Ted, my boss, had sent me an email a few days before in response to my resignation. “I believe that the best decision would be to have Kara steal your passport and ticket back to the US and keep you trapped in Sri Lanka as a slave under corporate ownership. However, for some reason that seems to be socially unacceptable.
“Although you will be leaving our firm,” he continued, “I prefer to think of your departure as an indefinite ‘leave of absence’ or sabbatical.”
And so I leave knowing that if I don’t like D.C. I can always return. But I know that I will, and so I won’t. Paradoxically, that is the problem.
Cheri, the Brooklyn based massage therapist I met at 30,000 feet on my last trip to D.C. had sent an email informing me that my emotional moon sign was Cancer. I couldn’t help but think of my brother-in-law. “Cancers, we’re crabs,” he once said, pinching his hands like ad-hoc claws, “we build nests.” And he would begin to dig in the imaginary sand. My temporary nest in Seeduwa now abandoned, returning to Salt Lake promises an emotional security that Bangkok will make me temporarily forego. But even that nest in Salt Lake now seems somehow insufficient.
I received the job offer last Saturday, minutes before I waltzed out the door to Sri Pada. However, as the train lazily climbed the hill country, my excitement slowly gave way to the emotional implications of my impending move and the existential questions took on a different tone. “How can people leave?”
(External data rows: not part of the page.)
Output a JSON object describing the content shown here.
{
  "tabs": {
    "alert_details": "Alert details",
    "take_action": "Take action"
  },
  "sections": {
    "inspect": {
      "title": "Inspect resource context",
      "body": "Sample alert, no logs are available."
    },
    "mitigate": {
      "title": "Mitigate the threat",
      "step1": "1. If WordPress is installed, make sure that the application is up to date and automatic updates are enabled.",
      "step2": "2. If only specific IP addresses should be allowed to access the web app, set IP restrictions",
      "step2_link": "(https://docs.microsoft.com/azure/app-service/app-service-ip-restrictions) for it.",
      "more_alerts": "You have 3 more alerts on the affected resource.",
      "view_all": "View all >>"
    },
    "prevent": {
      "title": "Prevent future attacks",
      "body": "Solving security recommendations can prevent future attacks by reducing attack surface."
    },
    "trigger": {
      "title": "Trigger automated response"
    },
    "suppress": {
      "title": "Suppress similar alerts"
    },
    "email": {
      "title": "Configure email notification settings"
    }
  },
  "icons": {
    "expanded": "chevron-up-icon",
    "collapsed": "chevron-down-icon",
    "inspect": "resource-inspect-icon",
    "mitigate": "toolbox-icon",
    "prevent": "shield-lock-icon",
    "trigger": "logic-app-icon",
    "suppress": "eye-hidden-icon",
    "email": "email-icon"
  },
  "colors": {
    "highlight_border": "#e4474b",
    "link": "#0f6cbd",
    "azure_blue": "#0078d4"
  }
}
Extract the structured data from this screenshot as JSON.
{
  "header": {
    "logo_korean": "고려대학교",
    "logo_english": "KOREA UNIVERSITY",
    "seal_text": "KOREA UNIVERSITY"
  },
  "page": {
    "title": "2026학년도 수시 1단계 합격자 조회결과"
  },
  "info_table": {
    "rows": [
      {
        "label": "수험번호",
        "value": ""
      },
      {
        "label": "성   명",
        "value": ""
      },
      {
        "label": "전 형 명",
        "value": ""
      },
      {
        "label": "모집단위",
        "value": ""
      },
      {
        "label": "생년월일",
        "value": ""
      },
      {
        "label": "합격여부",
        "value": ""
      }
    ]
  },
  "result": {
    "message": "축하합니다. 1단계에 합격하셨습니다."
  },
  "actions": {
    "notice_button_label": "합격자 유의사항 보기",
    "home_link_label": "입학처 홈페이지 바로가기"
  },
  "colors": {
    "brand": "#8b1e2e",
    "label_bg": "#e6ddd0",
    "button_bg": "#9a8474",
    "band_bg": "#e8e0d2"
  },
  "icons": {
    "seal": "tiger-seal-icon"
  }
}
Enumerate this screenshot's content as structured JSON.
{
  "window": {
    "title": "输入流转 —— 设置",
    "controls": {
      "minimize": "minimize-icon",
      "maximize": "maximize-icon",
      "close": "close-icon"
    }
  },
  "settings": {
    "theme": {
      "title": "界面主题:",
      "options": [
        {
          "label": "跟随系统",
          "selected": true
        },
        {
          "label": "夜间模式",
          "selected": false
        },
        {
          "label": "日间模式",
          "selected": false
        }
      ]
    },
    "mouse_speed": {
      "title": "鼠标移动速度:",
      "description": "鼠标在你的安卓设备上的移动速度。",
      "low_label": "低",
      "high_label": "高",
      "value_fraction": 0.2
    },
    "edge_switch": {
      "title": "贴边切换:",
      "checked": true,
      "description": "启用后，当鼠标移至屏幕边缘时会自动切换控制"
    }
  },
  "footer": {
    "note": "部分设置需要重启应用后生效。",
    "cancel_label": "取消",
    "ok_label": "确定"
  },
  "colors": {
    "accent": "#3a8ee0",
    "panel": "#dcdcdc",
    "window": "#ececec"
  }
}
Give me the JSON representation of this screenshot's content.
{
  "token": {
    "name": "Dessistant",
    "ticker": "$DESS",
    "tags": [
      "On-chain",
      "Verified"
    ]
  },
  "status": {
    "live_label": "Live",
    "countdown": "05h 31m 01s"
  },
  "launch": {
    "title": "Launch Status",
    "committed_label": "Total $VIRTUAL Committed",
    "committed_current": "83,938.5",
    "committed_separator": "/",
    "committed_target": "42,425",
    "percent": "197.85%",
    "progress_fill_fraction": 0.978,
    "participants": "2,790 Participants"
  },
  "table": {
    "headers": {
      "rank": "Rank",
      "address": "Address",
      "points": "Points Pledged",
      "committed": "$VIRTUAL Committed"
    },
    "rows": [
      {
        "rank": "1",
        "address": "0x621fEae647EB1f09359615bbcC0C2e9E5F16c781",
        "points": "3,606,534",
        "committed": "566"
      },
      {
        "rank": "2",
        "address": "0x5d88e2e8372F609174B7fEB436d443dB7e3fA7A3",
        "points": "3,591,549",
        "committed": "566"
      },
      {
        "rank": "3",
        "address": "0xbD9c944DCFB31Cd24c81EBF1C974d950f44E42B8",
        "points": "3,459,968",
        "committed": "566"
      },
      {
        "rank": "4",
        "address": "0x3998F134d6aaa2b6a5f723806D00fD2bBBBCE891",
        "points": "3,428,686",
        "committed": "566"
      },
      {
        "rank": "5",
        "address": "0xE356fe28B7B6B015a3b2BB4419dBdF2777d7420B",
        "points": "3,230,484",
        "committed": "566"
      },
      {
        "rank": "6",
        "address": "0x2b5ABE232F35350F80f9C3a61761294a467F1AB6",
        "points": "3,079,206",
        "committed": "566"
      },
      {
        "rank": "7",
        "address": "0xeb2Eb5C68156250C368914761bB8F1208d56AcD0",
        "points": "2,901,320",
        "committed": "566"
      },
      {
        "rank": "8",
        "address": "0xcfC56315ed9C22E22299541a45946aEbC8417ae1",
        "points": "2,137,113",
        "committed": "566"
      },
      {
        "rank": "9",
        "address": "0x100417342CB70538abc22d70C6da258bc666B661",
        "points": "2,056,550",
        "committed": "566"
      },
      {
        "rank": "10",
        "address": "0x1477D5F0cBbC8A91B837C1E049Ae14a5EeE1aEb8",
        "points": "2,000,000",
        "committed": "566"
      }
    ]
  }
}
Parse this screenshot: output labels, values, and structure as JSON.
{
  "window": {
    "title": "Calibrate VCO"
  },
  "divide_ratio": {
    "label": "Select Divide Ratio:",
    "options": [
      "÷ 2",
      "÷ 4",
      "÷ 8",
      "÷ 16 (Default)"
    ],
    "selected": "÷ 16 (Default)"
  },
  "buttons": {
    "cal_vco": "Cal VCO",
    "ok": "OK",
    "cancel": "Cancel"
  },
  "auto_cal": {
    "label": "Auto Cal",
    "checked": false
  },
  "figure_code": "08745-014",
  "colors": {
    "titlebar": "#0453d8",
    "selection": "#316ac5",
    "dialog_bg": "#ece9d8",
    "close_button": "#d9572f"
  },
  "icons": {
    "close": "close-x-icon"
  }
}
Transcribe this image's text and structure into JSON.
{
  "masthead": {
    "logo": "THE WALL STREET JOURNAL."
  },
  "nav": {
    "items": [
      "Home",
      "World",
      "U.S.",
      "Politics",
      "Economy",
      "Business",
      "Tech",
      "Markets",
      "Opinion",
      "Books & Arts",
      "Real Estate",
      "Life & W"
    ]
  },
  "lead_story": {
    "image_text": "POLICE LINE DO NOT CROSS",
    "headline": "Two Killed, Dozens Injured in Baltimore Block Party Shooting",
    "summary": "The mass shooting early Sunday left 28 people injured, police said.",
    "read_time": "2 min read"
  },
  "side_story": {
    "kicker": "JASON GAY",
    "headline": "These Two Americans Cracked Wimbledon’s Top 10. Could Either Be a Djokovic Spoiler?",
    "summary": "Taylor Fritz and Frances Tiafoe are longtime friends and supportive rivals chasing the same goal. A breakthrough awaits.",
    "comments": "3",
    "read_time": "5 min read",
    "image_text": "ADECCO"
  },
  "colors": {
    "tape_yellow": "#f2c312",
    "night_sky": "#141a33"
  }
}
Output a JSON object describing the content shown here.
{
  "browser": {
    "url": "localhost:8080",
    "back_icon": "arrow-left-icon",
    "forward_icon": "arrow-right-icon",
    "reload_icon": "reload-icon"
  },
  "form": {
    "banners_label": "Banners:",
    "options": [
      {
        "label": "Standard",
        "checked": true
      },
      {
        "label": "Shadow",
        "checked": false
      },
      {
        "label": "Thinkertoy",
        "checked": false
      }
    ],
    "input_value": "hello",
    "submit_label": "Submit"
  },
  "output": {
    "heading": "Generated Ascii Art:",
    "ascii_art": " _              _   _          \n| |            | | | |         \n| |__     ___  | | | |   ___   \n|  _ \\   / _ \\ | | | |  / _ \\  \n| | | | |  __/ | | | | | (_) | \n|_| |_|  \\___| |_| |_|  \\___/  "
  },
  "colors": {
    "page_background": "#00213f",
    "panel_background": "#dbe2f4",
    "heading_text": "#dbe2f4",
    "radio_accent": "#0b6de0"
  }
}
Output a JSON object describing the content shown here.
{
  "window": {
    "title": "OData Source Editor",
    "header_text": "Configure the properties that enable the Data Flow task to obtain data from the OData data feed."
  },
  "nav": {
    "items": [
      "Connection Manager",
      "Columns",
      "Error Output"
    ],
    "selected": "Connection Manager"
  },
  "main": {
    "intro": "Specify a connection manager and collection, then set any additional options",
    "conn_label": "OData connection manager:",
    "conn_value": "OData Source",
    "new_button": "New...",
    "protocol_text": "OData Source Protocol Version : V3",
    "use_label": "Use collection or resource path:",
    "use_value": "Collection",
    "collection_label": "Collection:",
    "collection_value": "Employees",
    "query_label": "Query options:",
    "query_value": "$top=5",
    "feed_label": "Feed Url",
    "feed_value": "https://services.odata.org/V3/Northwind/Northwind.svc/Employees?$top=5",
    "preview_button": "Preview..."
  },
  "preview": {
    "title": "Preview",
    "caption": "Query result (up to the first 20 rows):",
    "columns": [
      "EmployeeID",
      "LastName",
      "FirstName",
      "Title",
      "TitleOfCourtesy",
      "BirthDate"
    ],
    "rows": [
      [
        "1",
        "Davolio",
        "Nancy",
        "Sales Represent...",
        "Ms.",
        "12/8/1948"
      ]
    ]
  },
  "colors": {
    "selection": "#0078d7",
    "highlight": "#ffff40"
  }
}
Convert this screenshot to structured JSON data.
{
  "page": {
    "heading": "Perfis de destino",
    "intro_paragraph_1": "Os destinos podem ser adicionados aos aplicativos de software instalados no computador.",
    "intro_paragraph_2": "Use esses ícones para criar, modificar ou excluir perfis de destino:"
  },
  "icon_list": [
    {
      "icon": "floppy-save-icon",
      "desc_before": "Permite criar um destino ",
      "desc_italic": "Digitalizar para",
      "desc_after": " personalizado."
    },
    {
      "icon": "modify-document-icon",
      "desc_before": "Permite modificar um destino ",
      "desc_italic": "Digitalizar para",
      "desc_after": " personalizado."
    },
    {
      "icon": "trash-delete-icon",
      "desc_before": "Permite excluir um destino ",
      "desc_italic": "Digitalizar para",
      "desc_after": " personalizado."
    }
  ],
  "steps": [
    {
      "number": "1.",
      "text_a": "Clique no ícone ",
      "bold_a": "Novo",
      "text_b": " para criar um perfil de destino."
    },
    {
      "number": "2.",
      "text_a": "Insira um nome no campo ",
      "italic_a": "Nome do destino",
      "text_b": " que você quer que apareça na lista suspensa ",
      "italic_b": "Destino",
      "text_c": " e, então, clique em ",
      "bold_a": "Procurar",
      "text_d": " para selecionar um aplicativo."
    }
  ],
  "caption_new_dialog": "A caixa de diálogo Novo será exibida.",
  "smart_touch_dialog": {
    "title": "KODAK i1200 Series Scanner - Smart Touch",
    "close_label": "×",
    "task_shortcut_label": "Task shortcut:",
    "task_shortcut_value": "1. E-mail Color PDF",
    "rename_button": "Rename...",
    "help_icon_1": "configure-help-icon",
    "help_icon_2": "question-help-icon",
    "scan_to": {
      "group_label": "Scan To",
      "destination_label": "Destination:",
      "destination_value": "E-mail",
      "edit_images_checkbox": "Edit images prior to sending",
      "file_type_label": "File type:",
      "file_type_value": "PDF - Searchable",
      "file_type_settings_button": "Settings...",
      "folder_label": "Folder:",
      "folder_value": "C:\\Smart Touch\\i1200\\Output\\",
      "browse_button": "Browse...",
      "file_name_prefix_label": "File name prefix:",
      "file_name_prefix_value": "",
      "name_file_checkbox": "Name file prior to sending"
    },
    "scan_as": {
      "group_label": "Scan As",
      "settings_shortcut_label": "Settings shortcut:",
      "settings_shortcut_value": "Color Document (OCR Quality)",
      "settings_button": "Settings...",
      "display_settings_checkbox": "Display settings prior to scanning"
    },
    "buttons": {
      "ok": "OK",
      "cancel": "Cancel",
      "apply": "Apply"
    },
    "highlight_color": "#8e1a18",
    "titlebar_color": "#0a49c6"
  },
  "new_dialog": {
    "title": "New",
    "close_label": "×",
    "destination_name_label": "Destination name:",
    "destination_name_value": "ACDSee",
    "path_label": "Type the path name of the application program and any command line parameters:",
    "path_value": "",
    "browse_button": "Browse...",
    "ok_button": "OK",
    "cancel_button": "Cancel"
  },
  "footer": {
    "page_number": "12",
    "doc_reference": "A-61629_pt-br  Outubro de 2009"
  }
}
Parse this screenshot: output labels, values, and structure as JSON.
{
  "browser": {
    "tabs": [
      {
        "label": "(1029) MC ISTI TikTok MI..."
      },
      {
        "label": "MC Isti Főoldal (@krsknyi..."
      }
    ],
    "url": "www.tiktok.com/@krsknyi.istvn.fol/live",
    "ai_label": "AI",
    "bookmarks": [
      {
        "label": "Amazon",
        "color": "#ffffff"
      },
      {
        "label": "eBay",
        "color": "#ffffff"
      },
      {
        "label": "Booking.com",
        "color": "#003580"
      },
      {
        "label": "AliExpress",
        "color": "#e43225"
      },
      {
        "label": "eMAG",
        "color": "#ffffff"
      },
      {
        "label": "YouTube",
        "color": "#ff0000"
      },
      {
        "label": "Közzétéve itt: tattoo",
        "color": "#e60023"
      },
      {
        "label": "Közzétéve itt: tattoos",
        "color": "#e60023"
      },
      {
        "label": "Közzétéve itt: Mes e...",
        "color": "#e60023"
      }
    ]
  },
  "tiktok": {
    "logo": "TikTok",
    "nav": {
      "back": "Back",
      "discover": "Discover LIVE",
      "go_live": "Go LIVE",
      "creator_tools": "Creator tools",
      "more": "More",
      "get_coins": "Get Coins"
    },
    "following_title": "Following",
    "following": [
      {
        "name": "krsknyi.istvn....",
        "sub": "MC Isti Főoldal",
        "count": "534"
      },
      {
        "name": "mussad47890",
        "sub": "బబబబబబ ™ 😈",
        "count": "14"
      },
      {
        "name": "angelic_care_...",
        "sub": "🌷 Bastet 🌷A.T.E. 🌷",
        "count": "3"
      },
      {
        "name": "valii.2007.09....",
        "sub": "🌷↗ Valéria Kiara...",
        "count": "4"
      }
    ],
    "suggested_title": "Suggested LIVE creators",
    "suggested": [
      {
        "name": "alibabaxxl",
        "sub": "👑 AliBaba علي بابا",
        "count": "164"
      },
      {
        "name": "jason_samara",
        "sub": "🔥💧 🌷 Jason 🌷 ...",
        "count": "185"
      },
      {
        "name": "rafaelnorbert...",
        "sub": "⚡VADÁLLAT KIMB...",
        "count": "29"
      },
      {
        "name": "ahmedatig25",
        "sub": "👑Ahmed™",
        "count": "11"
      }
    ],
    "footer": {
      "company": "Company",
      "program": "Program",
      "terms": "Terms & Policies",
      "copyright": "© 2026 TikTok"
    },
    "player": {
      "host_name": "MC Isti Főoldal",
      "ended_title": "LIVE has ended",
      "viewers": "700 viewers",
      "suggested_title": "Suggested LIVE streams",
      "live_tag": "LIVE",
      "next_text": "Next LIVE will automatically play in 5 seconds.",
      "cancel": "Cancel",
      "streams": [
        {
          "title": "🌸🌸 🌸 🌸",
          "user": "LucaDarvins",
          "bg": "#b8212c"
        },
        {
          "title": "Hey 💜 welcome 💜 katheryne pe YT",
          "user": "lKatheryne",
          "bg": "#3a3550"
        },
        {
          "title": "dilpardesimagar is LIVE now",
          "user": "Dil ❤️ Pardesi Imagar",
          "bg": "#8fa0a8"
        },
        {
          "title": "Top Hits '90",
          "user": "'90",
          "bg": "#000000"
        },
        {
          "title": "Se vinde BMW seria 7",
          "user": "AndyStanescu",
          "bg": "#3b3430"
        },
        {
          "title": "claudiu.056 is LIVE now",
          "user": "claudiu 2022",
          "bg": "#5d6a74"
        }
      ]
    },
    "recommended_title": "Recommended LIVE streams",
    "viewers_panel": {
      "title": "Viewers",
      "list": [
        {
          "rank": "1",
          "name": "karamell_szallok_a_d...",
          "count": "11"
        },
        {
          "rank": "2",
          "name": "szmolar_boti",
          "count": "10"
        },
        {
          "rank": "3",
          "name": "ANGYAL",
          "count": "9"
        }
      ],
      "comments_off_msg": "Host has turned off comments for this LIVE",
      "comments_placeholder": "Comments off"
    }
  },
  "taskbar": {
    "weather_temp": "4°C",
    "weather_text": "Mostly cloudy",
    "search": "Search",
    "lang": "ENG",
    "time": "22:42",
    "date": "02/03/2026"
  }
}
Restless before the climb, I laid in bed wishing in vain that life would somehow slow down long enough for me to regain my footing. A brief respite before the next adventure was all I wanted. Simultaneously optimistic and saddened at the change, I searched in vain for a way to mourn a loss about which only I knew, knowing that if I could just break down I would get the catharsis I so desperately needed.
Instead I was left with questions, most importantly this: “What makes home?”
Funny, I suppose, that crabs build nests in something as impermanent as sand.